Swinney, men’s basketball coach Brad Brownell, women’s basketball coach Audra Smith and athletic director Dan Radakovich experienced that support at the Aiken Prowl and Growl on Thursday.
The Aiken County Clemson Club played host to the event at Aiken Technical College.
Fans lined to get autographs and photos with the coaches. It was also an opportunity for the coaches to give back for the support received.
“(Swinney) walks up to me every year with a handshake and looks me dead in the eye and says, ‘I appreciate what you’re doing for the university,’” club president Tripp Bryan said. “How awesome is that? He makes me feel like I’m 10 feet tall and bulletproof.”

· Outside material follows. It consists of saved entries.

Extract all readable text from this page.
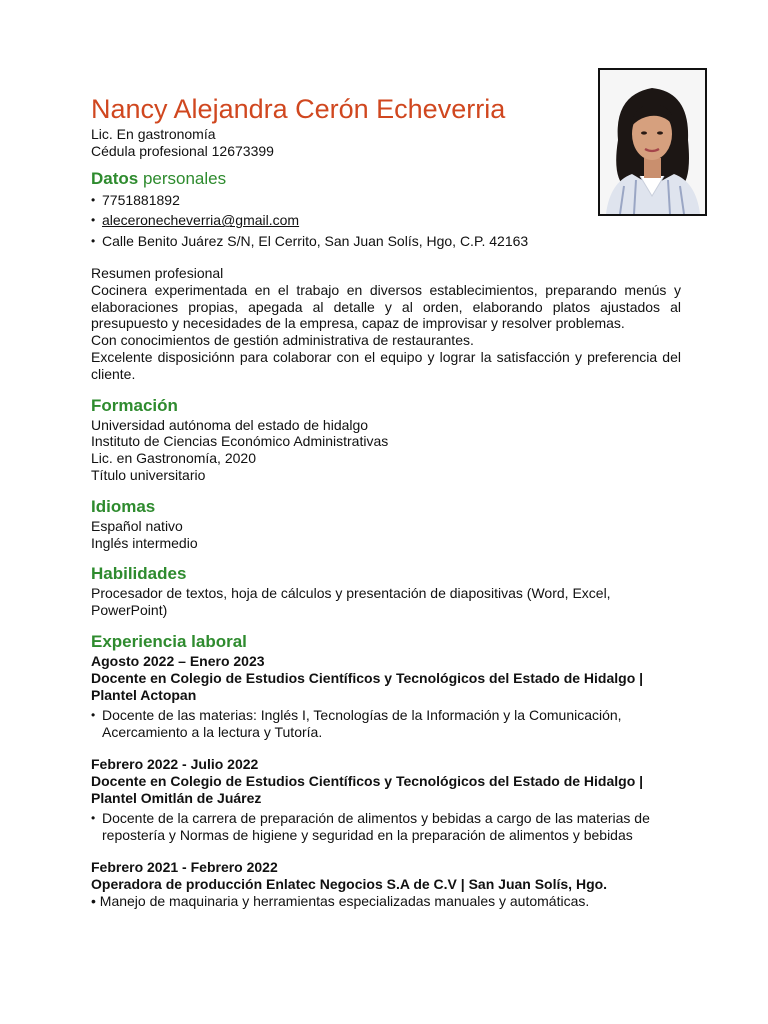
Nancy Alejandra Cerón Echeverria
Lic. En gastronomía
Cédula profesional 12673399
Datos personales
• 7751881892
• aleceronecheverria@gmail.com
• Calle Benito Juárez S/N, El Cerrito, San Juan Solís, Hgo, C.P. 42163
Resumen profesional
Cocinera experimentada en el trabajo en diversos establecimientos, preparando menús y elaboraciones propias, apegada al detalle y al orden, elaborando platos ajustados al presupuesto y necesidades de la empresa, capaz de improvisar y resolver problemas.
Con conocimientos de gestión administrativa de restaurantes.
Excelente disposiciónn para colaborar con el equipo y lograr la satisfacción y preferencia del cliente.
Formación
Universidad autónoma del estado de hidalgo
Instituto de Ciencias Económico Administrativas
Lic. en Gastronomía, 2020
Título universitario
Idiomas
Español nativo
Inglés intermedio
Habilidades
Procesador de textos, hoja de cálculos y presentación de diapositivas (Word, Excel, PowerPoint)
Experiencia laboral
Agosto 2022 – Enero 2023
Docente en Colegio de Estudios Científicos y Tecnológicos del Estado de Hidalgo | Plantel Actopan
• Docente de las materias: Inglés I, Tecnologías de la Información y la Comunicación, Acercamiento a la lectura y Tutoría.
Febrero 2022 - Julio 2022
Docente en Colegio de Estudios Científicos y Tecnológicos del Estado de Hidalgo | Plantel Omitlán de Juárez
• Docente de la carrera de preparación de alimentos y bebidas a cargo de las materias de repostería y Normas de higiene y seguridad en la preparación de alimentos y bebidas
Febrero 2021 - Febrero 2022
Operadora de producción Enlatec Negocios S.A de C.V | San Juan Solís, Hgo.
• Manejo de maquinaria y herramientas especializadas manuales y automáticas.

Swinney’s football program recently came under scrutiny from the Freedom From Religion Foundation, which filed a complaint saying Swinney promotes a culture that supports Christianity. The complaint said it violates constitutional guidelines against publicly funded institutions endorsing religion or engaging in religious practices.
Swinney responded with a statement saying he only requires his players to go to class, give a good effort and be good citizens.
An attorney for Clemson responded with a letter saying the foundation’s complaint made incorrect statements of the law.
“It’s unfortunate that you have to deal with stuff like that, but as I’ve said many times, we’re very proud of our program and how we do things,” Swinney said. “Our fan base has been great, as has our administration.”
Bryan, who is able to attend various Clemson functions, said Swinney and his staff know what they are allowed to do as coaches.
“I see behind the curtain a little bit,” he said. ”They know what they can and can’t do. Everything that I’ve seen personally has all been voluntary.”
Swinney said the program’s expectations on the field remain high.
“Everybody loves winning, especially when you’re finishing in the top 10 in the country,” he said.
“I think everybody understands there’s been a lot of great things accomplished within our program the last few years.”